One of the tribesmen--a gaunt, incredibly tall man with a grizzled beard--nodded. "I seen you makin' signs while you was hangin' off that tank, before. Got a mark?"

The Barbarian extended his right arm and turned his wrist over. A faint double scar, crossed at right angles, showed in the skin.

The tribesman peered at it and grunted. "Old one."

"I got it twenty years ago, when I first came through here," The Barbarian answered.

"Double, too. Ain't many of those."

"My name's Hodd Savage."

"Oh," the tribesman said. His entire manner changed. Without becoming servile, it was respectful. He extended his hand. "Sime Weatherby." He and The Barbarian clasped hands. "That your woman down there?" the tribesman asked, nodding toward Myka.

"That's right."

"Good enough." For the first time, Weatherby looked directly at Geoffrey. "What about him?"

The Barbarian shook his head. "No mark."

The tribesman nodded. "I figured, from the way he was actin'." He seemed to make no particular signal--perhaps none was needed--but Geoffrey's arms were suddenly taken from behind, and his wrists were tied.

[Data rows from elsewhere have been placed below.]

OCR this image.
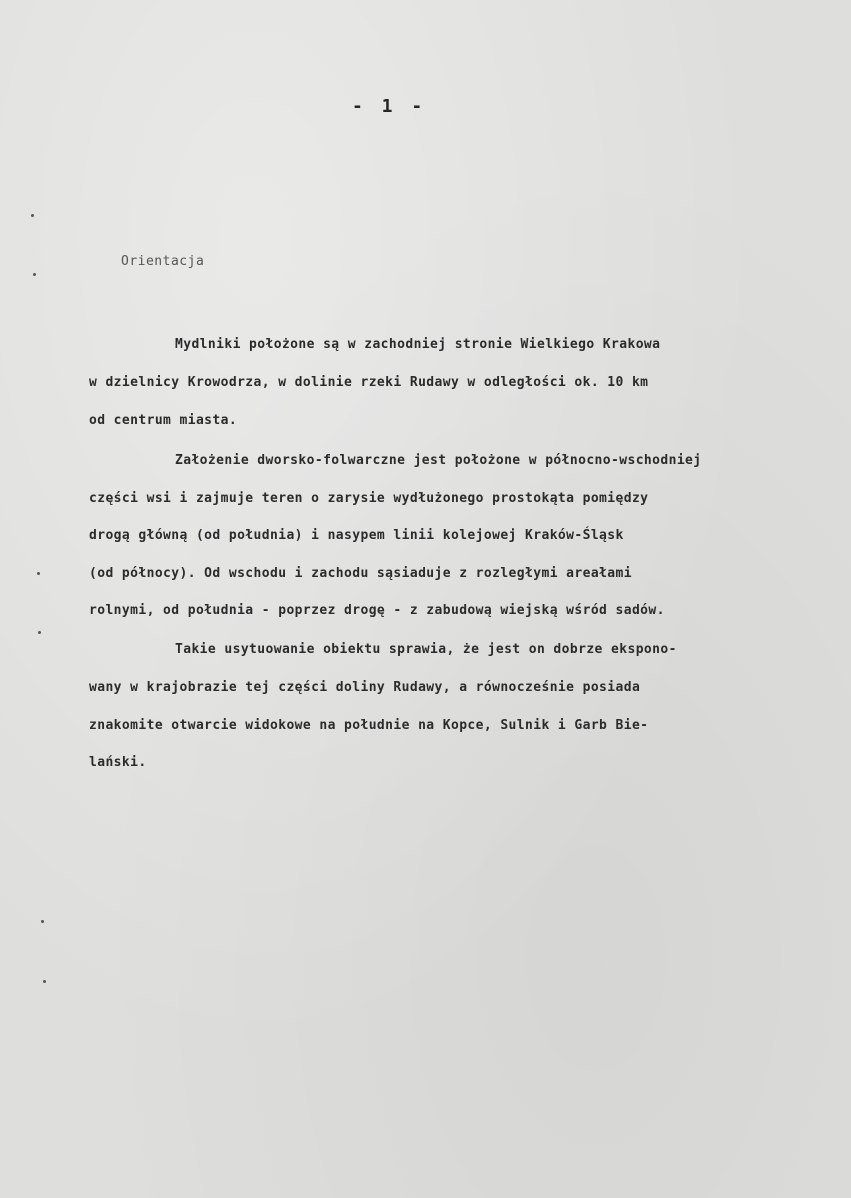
- 1 -
Orientacja
Mydlniki położone są w zachodniej stronie Wielkiego Krakowa
w dzielnicy Krowodrza, w dolinie rzeki Rudawy w odległości ok. 10 km
od centrum miasta.
Założenie dworsko-folwarczne jest położone w północno-wschodniej
części wsi i zajmuje teren o zarysie wydłużonego prostokąta pomiędzy
drogą główną (od południa) i nasypem linii kolejowej Kraków-Śląsk
(od północy). Od wschodu i zachodu sąsiaduje z rozległymi areałami
rolnymi, od południa - poprzez drogę - z zabudową wiejską wśród sadów.
Takie usytuowanie obiektu sprawia, że jest on dobrze ekspono-
wany w krajobrazie tej części doliny Rudawy, a równocześnie posiada
znakomite otwarcie widokowe na południe na Kopce, Sulnik i Garb Bie-
lański.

"We'll see if he can get him a mark today," Weatherby said. He looked to his left, where other men were just pushing Dugald into the ring they had formed around the group. "Seein' as there's two of them, one of 'em ought to make it."

Geoffrey and Dugald stared expressionlessly at each other. The Barbarian kept his eyes on Geoffrey's face. "That's right," he said. "Can't have two men fight to the death without one of them coming out alive, usually."

* * * * *

The tribesmen lived in wooden cabins tucked away among trees and hidden in narrow little valleys. Geoffrey was surprised to see windmills, and wire fencing for the cattle pastures that adjoined their homes. He was even more interested in their rifles, which, the tribesmen told him, were repeaters. He was puzzled by the absence of a cylinder, such as could be found on the generally unreliable revolvers one saw occasionally.

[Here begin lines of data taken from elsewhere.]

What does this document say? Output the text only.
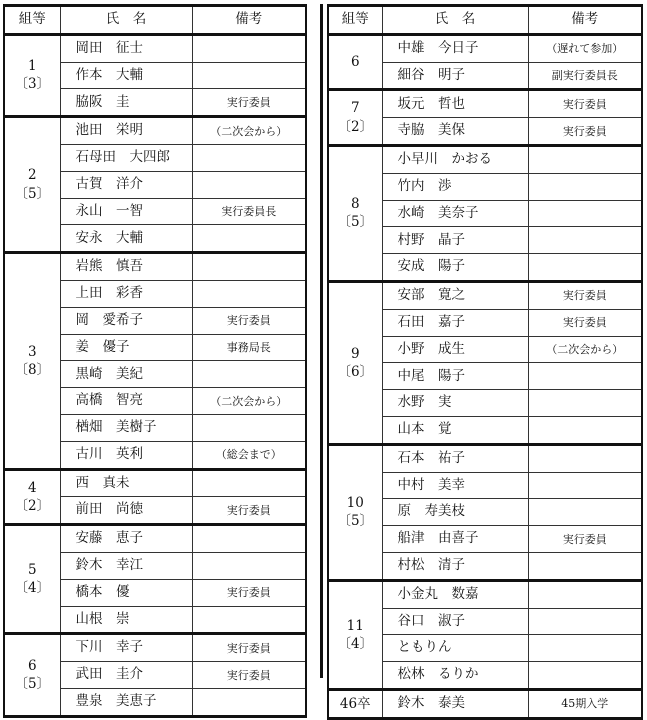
組等	氏　名	備考

1
〔3〕	岡田　征士	
	作本　大輔	
	脇阪　圭	実行委員

2
〔5〕	池田　栄明	（二次会から）
	石母田　大四郎	
	古賀　洋介	
	永山　一智	実行委員長
	安永　大輔	

3
〔8〕	岩熊　慎吾	
	上田　彩香	
	岡　愛希子	実行委員
	姜　優子	事務局長
	黒崎　美紀	
	高橋　智亮	（二次会から）
	楢畑　美樹子	
	古川　英利	（総会まで）

4
〔2〕	西　真未	
	前田　尚徳	実行委員

5
〔4〕	安藤　恵子	
	鈴木　幸江	
	橋本　優	実行委員
	山根　崇	

6
〔5〕	下川　幸子	実行委員
	武田　圭介	実行委員
	豊泉　美恵子	
組等	氏　名	備考

6	中雄　今日子	（遅れて参加）
	細谷　明子	副実行委員長

7
〔2〕	坂元　哲也	実行委員
	寺脇　美保	実行委員

8
〔5〕	小早川　かおる	
	竹内　渉	
	水崎　美奈子	
	村野　晶子	
	安成　陽子	

9
〔6〕	安部　寛之	実行委員
	石田　嘉子	実行委員
	小野　成生	（二次会から）
	中尾　陽子	
	水野　実	
	山本　覚	

10
〔5〕	石本　祐子	
	中村　美幸	
	原　寿美枝	
	船津　由喜子	実行委員
	村松　清子	

11
〔4〕	小金丸　数嘉	
	谷口　淑子	
	ともりん	
	松林　るりか	

46卒	鈴木　泰美	45期入学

The tribesmen were treating both him and Dugald with a complete absence of the savagery he expected. They were being perfectly matter-of-fact. If his hands had not been tied, Geoffrey might not have been a prisoner at all. This puzzled him as well. A prisoner, after all, could not expect to be treated very well. True, he and Dugald were nobles, but this could not possibly mean anything to persons as uncivilized as mountain tribesmen.

Yet somehow, the only thing that was done was that all of them; the tribesmen, The Barbarian, Myka, Dugald and he--made their way to Weatherby's home. A number of the tribesmen continued on their way from there, going to their own homes to bring their families to watch the test. The remainder stayed behind to post guard. Dugald was put in one room, and Geoffrey in another. The Barbarian and Myka went off somewhere with Weatherby--presumably to have breakfast. Geoffrey could smell food cooking, somewhere toward the back of the house. The smell sat intolerably on his empty stomach.

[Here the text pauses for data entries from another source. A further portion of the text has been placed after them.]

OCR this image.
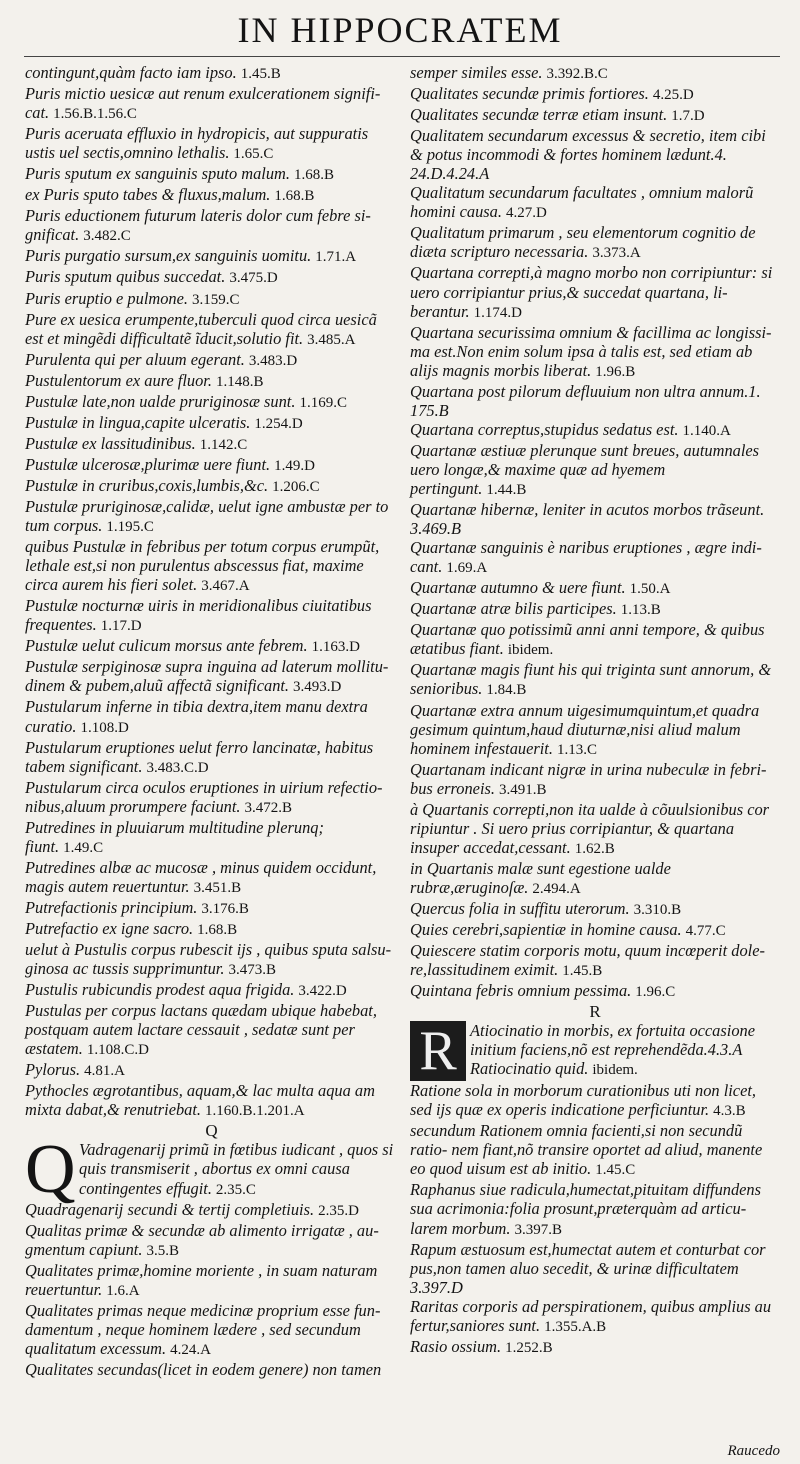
IN HIPPOCRATEM
contingunt,quàm facto iam ipso. 1.45.B
Puris mictio uesicæ aut renum exulcerationem signifi- cat. 1.56.B.1.56.C
Puris aceruata effluxio in hydropicis, aut suppuratis ustis uel sectis,omnino lethalis. 1.65.C
Puris sputum ex sanguinis sputo malum. 1.68.B
ex Puris sputo tabes & fluxus,malum. 1.68.B
Puris eductionem futurum lateris dolor cum febre si- gnificat. 3.482.C
Puris purgatio sursum,ex sanguinis uomitu. 1.71.A
Puris sputum quibus succedat. 3.475.D
Puris eruptio e pulmone. 3.159.C
Pure ex uesica erumpente,tuberculi quod circa uesicã est et mingẽdi difficultatẽ ĩducit,solutio fit. 3.485.A
Purulenta qui per aluum egerant. 3.483.D
Pustulentorum ex aure fluor. 1.148.B
Pustulæ late,non ualde pruriginosæ sunt. 1.169.C
Pustulæ in lingua,capite ulceratis. 1.254.D
Pustulæ ex lassitudinibus. 1.142.C
Pustulæ ulcerosæ,plurimæ uere fiunt. 1.49.D
Pustulæ in cruribus,coxis,lumbis,&c. 1.206.C
Pustulæ pruriginosæ,calidæ, uelut igne ambustæ per to tum corpus. 1.195.C
quibus Pustulæ in febribus per totum corpus erumpũt, lethale est,si non purulentus abscessus fiat, maxime circa aurem his fieri solet. 3.467.A
Pustulæ nocturnæ uiris in meridionalibus ciuitatibus frequentes. 1.17.D
Pustulæ uelut culicum morsus ante febrem. 1.163.D
Pustulæ serpiginosæ supra inguina ad laterum mollitu- dinem & pubem,aluũ affectã significant. 3.493.D
Pustularum inferne in tibia dextra,item manu dextra curatio. 1.108.D
Pustularum eruptiones uelut ferro lancinatæ, habitus tabem significant. 3.483.C.D
Pustularum circa oculos eruptiones in uirium refectio- nibus,aluum prorumpere faciunt. 3.472.B
Putredines in pluuiarum multitudine plerunq; fiunt. 1.49.C
Putredines albæ ac mucosæ , minus quidem occidunt, magis autem reuertuntur. 3.451.B
Putrefactionis principium. 3.176.B
Putrefactio ex igne sacro. 1.68.B
uelut à Pustulis corpus rubescit ijs , quibus sputa salsu- ginosa ac tussis supprimuntur. 3.473.B
Pustulis rubicundis prodest aqua frigida. 3.422.D
Pustulas per corpus lactans quædam ubique habebat, postquam autem lactare cessauit , sedatæ sunt per æstatem. 1.108.C.D
Pylorus. 4.81.A
Pythocles ægrotantibus, aquam,& lac multa aqua am mixta dabat,& renutriebat. 1.160.B.1.201.A
Q
Q Vadragenarij primũ in fœtibus iudicant , quos si quis transmiserit , abortus ex omni causa contingentes effugit. 2.35.C
Quadragenarij secundi & tertij completiuis. 2.35.D
Qualitas primæ & secundæ ab alimento irrigatæ , au- gmentum capiunt. 3.5.B
Qualitates primæ,homine moriente , in suam naturam reuertuntur. 1.6.A
Qualitates primas neque medicinæ proprium esse fun- damentum , neque hominem lædere , sed secundum qualitatum excessum. 4.24.A
Qualitates secundas(licet in eodem genere) non tamen
semper similes esse. 3.392.B.C
Qualitates secundæ primis fortiores. 4.25.D
Qualitates secundæ terræ etiam insunt. 1.7.D
Qualitatem secundarum excessus & secretio, item cibi & potus incommodi & fortes hominem lædunt.4. 24.D.4.24.A
Qualitatum secundarum facultates , omnium malorũ homini causa. 4.27.D
Qualitatum primarum , seu elementorum cognitio de diæta scripturo necessaria. 3.373.A
Quartana correpti,à magno morbo non corripiuntur: si uero corripiantur prius,& succedat quartana, li- berantur. 1.174.D
Quartana securissima omnium & facillima ac longissi- ma est.Non enim solum ipsa à talis est, sed etiam ab alijs magnis morbis liberat. 1.96.B
Quartana post pilorum defluuium non ultra annum.1. 175.B
Quartana correptus,stupidus sedatus est. 1.140.A
Quartanæ æstiuæ plerunque sunt breues, autumnales uero longæ,& maxime quæ ad hyemem pertingunt. 1.44.B
Quartanæ hibernæ, leniter in acutos morbos trãseunt. 3.469.B
Quartanæ sanguinis è naribus eruptiones , ægre indi- cant. 1.69.A
Quartanæ autumno & uere fiunt. 1.50.A
Quartanæ atræ bilis participes. 1.13.B
Quartanæ quo potissimũ anni anni tempore, & quibus ætatibus fiant. ibidem.
Quartanæ magis fiunt his qui triginta sunt annorum, & senioribus. 1.84.B
Quartanæ extra annum uigesimumquintum,et quadra gesimum quintum,haud diuturnæ,nisi aliud malum hominem infestauerit. 1.13.C
Quartanam indicant nigræ in urina nubeculæ in febri- bus erroneis. 3.491.B
à Quartanis correpti,non ita ualde à cõuulsionibus cor ripiuntur . Si uero prius corripiantur, & quartana insuper accedat,cessant. 1.62.B
in Quartanis malæ sunt egestione ualde rubræ,æruginoſæ. 2.494.A
Quercus folia in suffitu uterorum. 3.310.B
Quies cerebri,sapientiæ in homine causa. 4.77.C
Quiescere statim corporis motu, quum incœperit dole- re,lassitudinem eximit. 1.45.B
Quintana febris omnium pessima. 1.96.C
R
R Atiocinatio in morbis, ex fortuita occasione initium faciens,nõ est reprehendẽda.4.3.A Ratiocinatio quid. ibidem.
Ratione sola in morborum curationibus uti non licet, sed ijs quæ ex operis indicatione perficiuntur. 4.3.B
secundum Rationem omnia facienti,si non secundũ ratio- nem fiant,nõ transire oportet ad aliud, manente eo quod uisum est ab initio. 1.45.C
Raphanus siue radicula,humectat,pituitam diffundens sua acrimonia:folia prosunt,præterquàm ad articu- larem morbum. 3.397.B
Rapum æstuosum est,humectat autem et conturbat cor pus,non tamen aluo secedit, & urinæ difficultatem 3.397.D
Raritas corporis ad perspirationem, quibus amplius au fertur,saniores sunt. 1.355.A.B
Rasio ossium. 1.252.B
Raucedo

He sat for perhaps a half hour in the room, which was almost bare of furniture. There was a straight-backed chair, in which he sat, a narrow bed, and a bureau. Even though his hands were still tied behind his back, he did his best to search the room for something to help him--though he had no idea of what he would do next after he managed to escape from the room itself.

The problem did not arise, because the room had been stripped of anything with a sharp edge on which to cut his lashings, and of anything else he might put to use. These people had obviously held prisoners here before. He sat back down in his chair, and stared at the wall.

Eventually, someone opened the door. Geoffrey looked over, and saw that it was The Barbarian. He looked at the inlander coldly, but The Barbarian did not seem to notice. He sat down on the edge of the bed.

"On top of everything else," he began without preamble, "I've just finished a hearty breakfast. That ought to really make you mad at me."

"I'm not concerned with you, or your meals," Geoffrey pointed out.

The Barbarian's eyes twinkled. "It doesn't bother you, my getting your help and then not protecting you from these intransigent tribesmen?"

"Hardly. I'd be a fool to expect it."